Abstract:
As of 2020, approximately 37.7 million (30.2 million – 45.1 million) people were living with human immunodeficiency virus (HIV) worldwide, with 7.8 million of these infections being accounted for in the South African population. The introduction of combination antiretroviral therapy (cART) has considerably improved the morbidity and mortality rates of people living with HIV (PLWH); however, these individuals are still at a higher risk of developing diseases associated with microbial infections and metabolic syndromes such as hypertension, elevated blood sugar levels, and excess body fat accumulation, often culminating in type II diabetes mellitus (T2DM), insulin resistance as well as cardiovascular diseases (CVD).
To combat opportunistic microbial infections associated with HIV infection, the World Health Organisation (WHO) recommended the initiation of prophylactic co-trimoxazole (CTX) in conjunction with cART (which was implemented in 2000). The cART regimen recommended by the WHO before 2019 comprised a non-nucleoside reverse transcriptase inhibitor (efavirenz [EFV]), and two nucleotide/nucleoside reverse transcriptase inhibitors (tenofovir disoproxil fumarate [TDF] and emtricitabine). However, after 2019, the WHO recommended that PLWH receive a cART regimen that includes an integrase strand transfer inhibitor (dolutegravir [DTG]), TDF, and lamivudine. The rationale for the transition to the DTG-containing regimen, was based on the reported superiority of DTG-based regimens regarding increased viral suppression rates, low drug-drug interactions, reduced side effects, and high barrier to drug resistance compared to EFV-based treatments. The current study, therefore, aimed to build on the knowledge base of EFV- and DTG-based cART regimens by investigating the effect of the EFV-based cART in the absence and presence of prophylactic CTX, as well as the effect of DTG-based regimens on the metabolic profiles, inflammatory responses (interleukin [IL]-1beta [β], IL-4, IL-6, IL-8, IL-10, interferon-gamma [IFN-γ], tumour necrosis factor–alpha [TNF-α], granulocyte-macrophage colony-stimulating factor [GM-CSF]), and C-reactive protein [CRP]), as well as platelet activation (soluble cluster of differentiation 40 ligand [sCD40L] and regulated upon activation, normal T-cell expressed and secreted [RANTES]) to establish the risk of individuals receiving these treatments developing metabolic and inflammatory associated diseases, including cardiovascular disease.

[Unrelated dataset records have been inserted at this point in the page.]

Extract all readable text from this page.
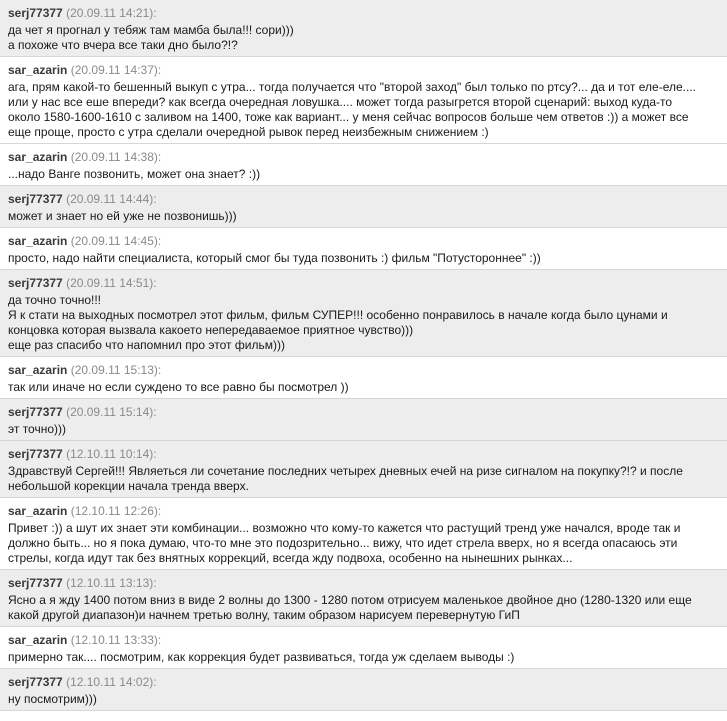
serj77377 (20.09.11 14:21):
да чет я прогнал у тебяж там мамба была!!! сори)))
а похоже что вчера все таки дно было?!?
sar_azarin (20.09.11 14:37):
ага, прям какой-то бешенный выкуп с утра... тогда получается что "второй заход" был только по ртсу?... да и тот еле-еле....
или у нас все еше впереди? как всегда очередная ловушка.... может тогда разыгрется второй сценарий: выход куда-то
около 1580-1600-1610 с заливом на 1400, тоже как вариант... у меня сейчас вопросов больше чем ответов :)) а может все
еще проще, просто с утра сделали очередной рывок перед неизбежным снижением :)
sar_azarin (20.09.11 14:38):
...надо Ванге позвонить, может она знает? :))
serj77377 (20.09.11 14:44):
может и знает но ей уже не позвонишь)))
sar_azarin (20.09.11 14:45):
просто, надо найти специалиста, который смог бы туда позвонить :) фильм "Потустороннее" :))
serj77377 (20.09.11 14:51):
да точно точно!!!
Я к стати на выходных посмотрел этот фильм, фильм СУПЕР!!! особенно понравилось в начале когда было цунами и
концовка которая вызвала какоето непередаваемое приятное чувство)))
еще раз спасибо что напомнил про этот фильм)))
sar_azarin (20.09.11 15:13):
так или иначе но если суждено то все равно бы посмотрел ))
serj77377 (20.09.11 15:14):
эт точно)))
serj77377 (12.10.11 10:14):
Здравствуй Сергей!!! Являеться ли сочетание последних четырех дневных ечей на ризе сигналом на покупку?!? и после
небольшой корекции начала тренда вверх.
sar_azarin (12.10.11 12:26):
Привет :)) а шут их знает эти комбинации... возможно что кому-то кажется что растущий тренд уже начался, вроде так и
должно быть... но я пока думаю, что-то мне это подозрительно... вижу, что идет стрела вверх, но я всегда опасаюсь эти
стрелы, когда идут так без внятных коррекций, всегда жду подвоха, особенно на нынешних рынках...
serj77377 (12.10.11 13:13):
Ясно а я жду 1400 потом вниз в виде 2 волны до 1300 - 1280 потом отрисуем маленькое двойное дно (1280-1320 или еще
какой другой диапазон)и начнем третью волну, таким образом нарисуем перевернутую ГиП
sar_azarin (12.10.11 13:33):
примерно так.... посмотрим, как коррекция будет развиваться, тогда уж сделаем выводы :)
serj77377 (12.10.11 14:02):
ну посмотрим)))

A total of 28 PLWH of African descent were enrolled in the current study. The first group of participants (recruited between 2014 and 2016) comprised 16 EFV-experienced individuals that were either administered a placebo (10 participants) or CTX (six participants) for six months following recruitment. The second cohort of participants (recruited between 2020 and 2022) consisted of 12 individuals that transitioned from the EFV- to the DTG-based regimen at recruitment. Follow-up samples were collected six months after the initiation of treatment. In addition, 20 plasma samples were collected from healthy, HIV-uninfected volunteers. Subsequently, metabolic profiles and expression of inflammatory markers and platelet activation markers were performed using untargeted nuclear magnetic resonance, a bead-based suspension array, and an enzyme-linked immunosorbent assay, respectively.

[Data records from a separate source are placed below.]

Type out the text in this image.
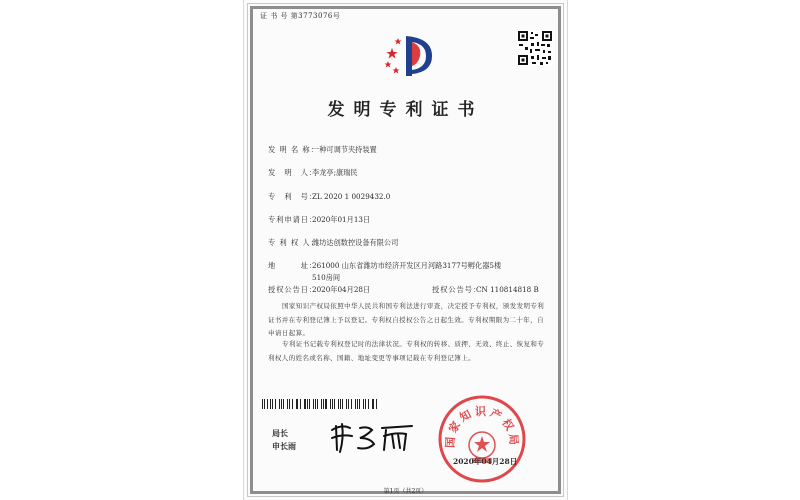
证 书 号 第3773076号
发明专利证书
发 明 名 称：一种可调节夹持装置
发　明　人：李龙亭;康瑞民
专　利　号：ZL 2020 1 0029432.0
专利申请日：2020年01月13日
专 利 权 人：潍坊达创数控设备有限公司
地　　　址：261000 山东省潍坊市经济开发区月河路3177号孵化器5楼
510房间
授权公告日：2020年04月28日	授权公告号：CN 110814818 B
国家知识产权局依照中华人民共和国专利法进行审查，决定授予专利权，颁发发明专利证书并在专利登记簿上予以登记。专利权自授权公告之日起生效。专利权期限为二十年，自申请日起算。
专利证书记载专利权登记时的法律状况。专利权的转移、质押、无效、终止、恢复和专利权人的姓名或名称、国籍、地址变更等事项记载在专利登记簿上。
局长
申长雨	国家知识产权局
2020年04月28日
第1页（共2页）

The results from the study indicated that prophylactic CTX treatment had no significant effect on the metabolic profile or expression of inflammatory markers and platelet activation markers in PLWH. However, the samples used in these assays appeared to be altered by pre-analytical factors, including temperature during transportation and time before processing and storage, as well as the samples' storage length. Therefore, the results obtained on the effect of CTX on these markers may need to be verified in an additional, carefully controlled study. In those individuals transitioning from the EFV- to the DTG-based regimen, metabolic profiles and inflammatory and platelet activation marker levels appeared to return to those found in the healthy, HIV-uninfected cohort. This was especially true for D-glucose, L-tyrosine, IL-6, IL-8, GM-CSF, and CRP. On the other hand, the observed increase in creatinine levels within the DTG-treated cohort may indicate kidney dysfunction and, as such, should be monitored in individuals receiving DTG-based cART. The 'normalisation' in the energy-associated metabolic pathways and inflammatory response in the DTG-treated cohort may point towards a reduced risk of developing metabolic syndromes, which may, in turn, decrease the possibility of developing type II diabetes mellitus, insulin resistance as well as a cardiovascular disease within this population.